II- Estes dois requisitos são cumulativos, não bastando que o juiz considere dispensável a audiência, sendo ainda necessário, cumulativamente, que nenhum dos dois indicados sujeitos processuais (arguido ou MP) se oponha.
III- Por isso, sendo a redacção da norma unívoca, a decisão recorrida que considerou que o ”tribunal julga a realização da audiência absolutamente inútil”, não observou o disposto no art. 9 nº 2 do Cod.

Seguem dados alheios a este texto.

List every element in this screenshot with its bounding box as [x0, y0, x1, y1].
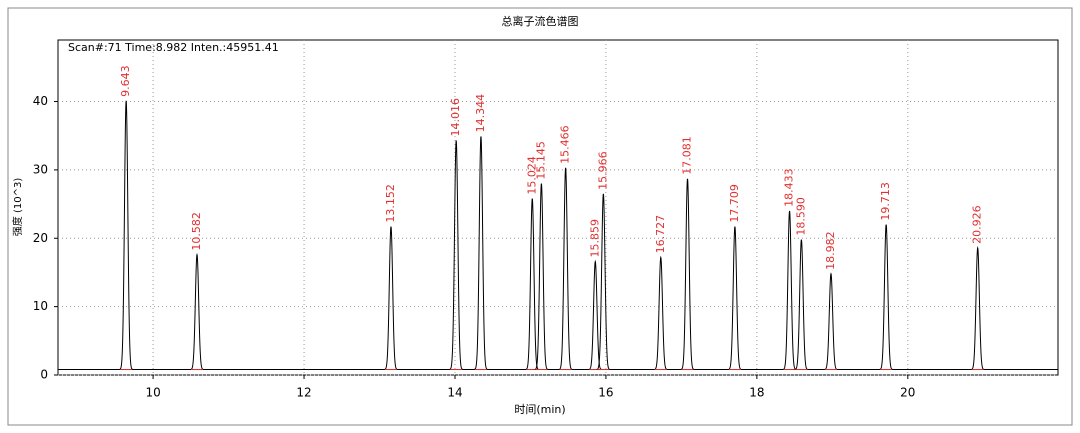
peak-label: 18.433 [783, 168, 796, 207]
peak [782, 210, 797, 370]
peak-label: 10.582 [190, 212, 203, 251]
peak [119, 100, 133, 370]
peak-label: 13.152 [384, 184, 397, 223]
peak-label: 15.024 [525, 156, 538, 195]
y-axis-label: 强度 (10^3) [11, 178, 24, 237]
peak-label: 15.966 [596, 151, 609, 190]
peak [384, 226, 398, 370]
x-axis-label: 时间(min) [514, 403, 565, 416]
peak [588, 259, 602, 370]
y-tick-label: 10 [33, 299, 48, 313]
peak [824, 272, 838, 370]
peak [449, 140, 463, 370]
x-tick-label: 18 [749, 386, 764, 400]
peak [534, 183, 549, 370]
chart-title: 总离子流色谱图 [502, 14, 579, 28]
peak [879, 224, 893, 370]
peak [728, 226, 742, 370]
peak-label: 9.643 [119, 65, 132, 97]
annotation: Scan#:71 Time:8.982 Inten.:45951.41 [68, 41, 279, 54]
peak-label: 15.466 [559, 125, 572, 164]
peak [794, 239, 809, 370]
peak [970, 245, 985, 370]
peak [558, 167, 573, 370]
peak-label: 20.926 [971, 205, 984, 244]
peak [596, 193, 611, 370]
x-tick-label: 16 [598, 386, 613, 400]
peak-label: 18.590 [794, 197, 807, 236]
x-tick-label: 12 [296, 386, 311, 400]
peak-label: 15.145 [534, 141, 547, 180]
peak-label: 17.081 [681, 136, 694, 175]
peak-label: 15.859 [588, 219, 601, 258]
peak [190, 252, 204, 370]
peak-label: 17.709 [728, 184, 741, 223]
x-tick-label: 14 [447, 386, 462, 400]
peak-label: 14.016 [449, 98, 462, 137]
peak [654, 255, 668, 370]
peak-label: 18.982 [824, 231, 837, 270]
x-tick-label: 20 [900, 386, 915, 400]
peak [474, 136, 488, 370]
peak-label: 14.344 [474, 94, 487, 132]
peak-label: 16.727 [654, 215, 667, 254]
peak-label: 19.713 [879, 182, 892, 221]
x-tick-label: 10 [145, 386, 160, 400]
peak [680, 178, 695, 370]
y-tick-label: 0 [40, 368, 48, 382]
y-tick-label: 40 [33, 94, 48, 108]
y-tick-label: 20 [33, 231, 48, 245]
y-tick-label: 30 [33, 162, 48, 176]
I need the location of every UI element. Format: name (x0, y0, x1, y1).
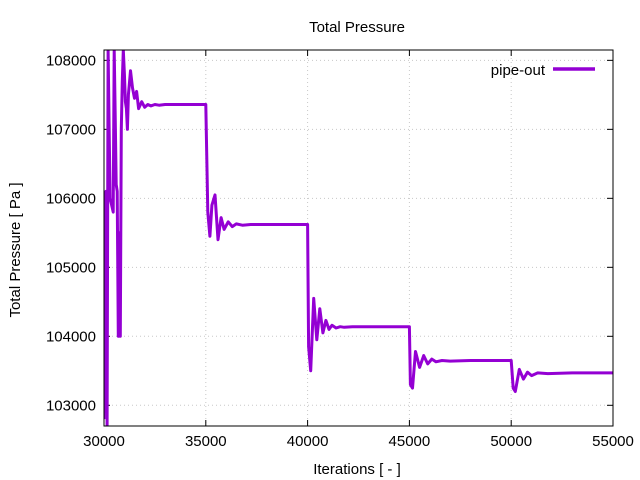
y-tick-labels: 103000 104000 105000 106000 107000 108000 (46, 52, 96, 414)
y-tick-label: 104000 (46, 328, 96, 345)
y-tick-label: 103000 (46, 397, 96, 414)
y-tick-label: 105000 (46, 259, 96, 276)
x-tick-label: 40000 (287, 433, 329, 450)
x-tick-label: 35000 (185, 433, 227, 450)
y-tick-label: 108000 (46, 52, 96, 69)
x-tick-label: 30000 (83, 433, 125, 450)
x-tick-labels: 30000 35000 40000 45000 50000 55000 (83, 433, 634, 450)
series-line-pipe-out (104, 50, 613, 426)
x-tick-label: 55000 (592, 433, 634, 450)
y-axis-title: Total Pressure [ Pa ] (7, 182, 24, 317)
chart-title: Total Pressure (309, 19, 405, 36)
legend: pipe-out (491, 62, 595, 79)
y-tick-label: 107000 (46, 121, 96, 138)
plot-frame (103, 49, 614, 427)
legend-label-pipe-out: pipe-out (491, 62, 546, 79)
series-layer (104, 50, 613, 426)
y-tick-label: 106000 (46, 190, 96, 207)
x-axis-title: Iterations [ - ] (313, 461, 401, 478)
x-tick-label: 45000 (389, 433, 431, 450)
x-tick-label: 50000 (490, 433, 532, 450)
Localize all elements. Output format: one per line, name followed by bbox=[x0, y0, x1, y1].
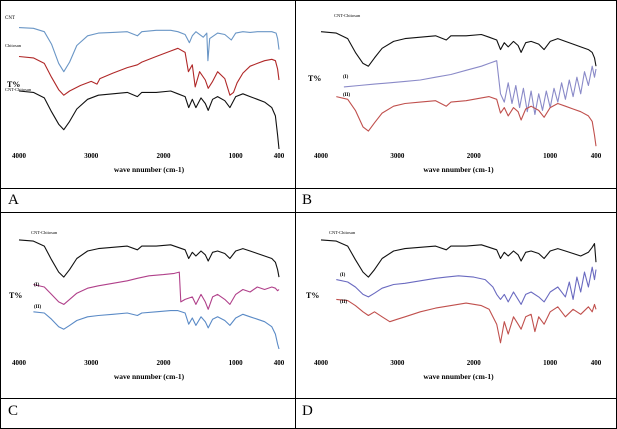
grid-border-top bbox=[0, 0, 617, 1]
series-line-1-0 bbox=[320, 31, 597, 67]
grid-divider-middle bbox=[0, 212, 617, 213]
x-axis-label-2: wave nnumber (cm-1) bbox=[114, 372, 185, 381]
grid-divider-label-top bbox=[0, 188, 617, 189]
chart-panel-c: CNT-Chitosan (I) (II) T% 4000 3000 2000 1000 400… bbox=[9, 230, 285, 381]
y-axis-label-0: T% bbox=[7, 80, 20, 89]
series-line-0-0 bbox=[18, 27, 280, 73]
x-tick-label-1-0: 4000 bbox=[314, 152, 329, 160]
series-label-3-1: (I) bbox=[340, 273, 346, 278]
x-tick-label-2-2: 2000 bbox=[156, 359, 171, 367]
grid-divider-label-bottom bbox=[0, 398, 617, 399]
x-tick-label-1-4: 400 bbox=[591, 152, 602, 160]
series-line-1-2 bbox=[336, 96, 597, 147]
series-line-0-2 bbox=[18, 90, 280, 150]
series-line-1-1 bbox=[343, 60, 597, 116]
series-line-3-2 bbox=[336, 298, 597, 344]
x-tick-label-2-4: 400 bbox=[274, 359, 285, 367]
series-line-2-2 bbox=[33, 310, 280, 350]
series-label-1-2: (II) bbox=[343, 93, 351, 98]
x-axis-label-3: wave nnumber (cm-1) bbox=[423, 372, 494, 381]
series-label-2-2: (II) bbox=[34, 305, 42, 310]
series-label-0-0: CNT bbox=[5, 16, 15, 21]
chart-panel-d: CNT-Chitosan (I) (II) T% 4000 3000 2000 1000 400… bbox=[306, 230, 602, 381]
x-axis-label-1: wave nnumber (cm-1) bbox=[423, 165, 494, 174]
x-tick-label-3-0: 4000 bbox=[314, 359, 329, 367]
x-tick-label-3-3: 1000 bbox=[543, 359, 558, 367]
chart-panel-b: CNT-Chitosan (I) (II) T% 4000 3000 2000 1000 400… bbox=[308, 13, 602, 174]
x-tick-label-2-1: 3000 bbox=[84, 359, 99, 367]
series-line-2-0 bbox=[18, 239, 280, 278]
x-tick-label-3-1: 3000 bbox=[390, 359, 405, 367]
series-label-0-1: Chitosan bbox=[5, 43, 22, 48]
grid-divider-vertical bbox=[295, 0, 296, 429]
x-axis-label-0: wave nnumber (cm-1) bbox=[114, 165, 185, 174]
x-tick-label-0-0: 4000 bbox=[12, 152, 27, 160]
series-line-2-1 bbox=[33, 271, 280, 310]
x-tick-label-0-4: 400 bbox=[274, 152, 285, 160]
x-tick-label-0-3: 1000 bbox=[229, 152, 244, 160]
x-tick-label-2-3: 1000 bbox=[229, 359, 244, 367]
x-tick-label-3-4: 400 bbox=[591, 359, 602, 367]
y-axis-label-3: T% bbox=[306, 291, 319, 300]
panel-letter-b: B bbox=[302, 192, 313, 208]
x-tick-label-1-3: 1000 bbox=[543, 152, 558, 160]
x-tick-label-0-1: 3000 bbox=[84, 152, 99, 160]
x-tick-label-3-2: 2000 bbox=[467, 359, 482, 367]
series-label-1-1: (I) bbox=[343, 75, 349, 80]
series-line-3-0 bbox=[320, 239, 597, 278]
y-axis-label-1: T% bbox=[308, 74, 321, 83]
panel-letter-a: A bbox=[8, 192, 19, 208]
x-tick-label-1-1: 3000 bbox=[390, 152, 405, 160]
x-tick-label-1-2: 2000 bbox=[467, 152, 482, 160]
y-axis-label-2: T% bbox=[9, 291, 22, 300]
panel-letter-d: D bbox=[302, 403, 313, 419]
series-line-0-1 bbox=[18, 47, 280, 96]
series-label-3-0: CNT-Chitosan bbox=[329, 230, 356, 235]
panel-letter-c: C bbox=[8, 403, 19, 419]
grid-border-left bbox=[0, 0, 1, 429]
series-label-3-2: (II) bbox=[340, 300, 348, 305]
series-label-0-2: CNT-Chitosan bbox=[5, 87, 32, 92]
x-tick-label-0-2: 2000 bbox=[156, 152, 171, 160]
series-line-3-1 bbox=[336, 266, 597, 305]
series-label-2-1: (I) bbox=[34, 283, 40, 288]
series-label-1-0: CNT-Chitosan bbox=[334, 13, 361, 18]
series-label-2-0: CNT-Chitosan bbox=[31, 230, 58, 235]
x-tick-label-2-0: 4000 bbox=[12, 359, 27, 367]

Civil: “não pode ser considerado pelo intérprete o pensamento legislativo que não tenha na letra da lei um mínimo de correspondência verbal”.
IV- Na verdade, embora com afloramentos de juízos de oportunidade. os direitos sancionatórios do nosso pais são enformados pelo princípio da legalidade, pelo que, por mais evidente que se afigure a solução do caso, aos juízes cabe aplicar a lei, não lhes sendo permitido contorná-Ia, derrogando passos processuais fixados e forma imperativa.
V- No caso, está em causa uma diligência que o legislador previu para permitir o direito de audição e o exercício do contraditório, pelo que, ainda que a audiência se limite às alegações orais, estas não podem ser consideradas um mero ritual sem substância, mas uma oportunidade de contributo para a formação da decisão final.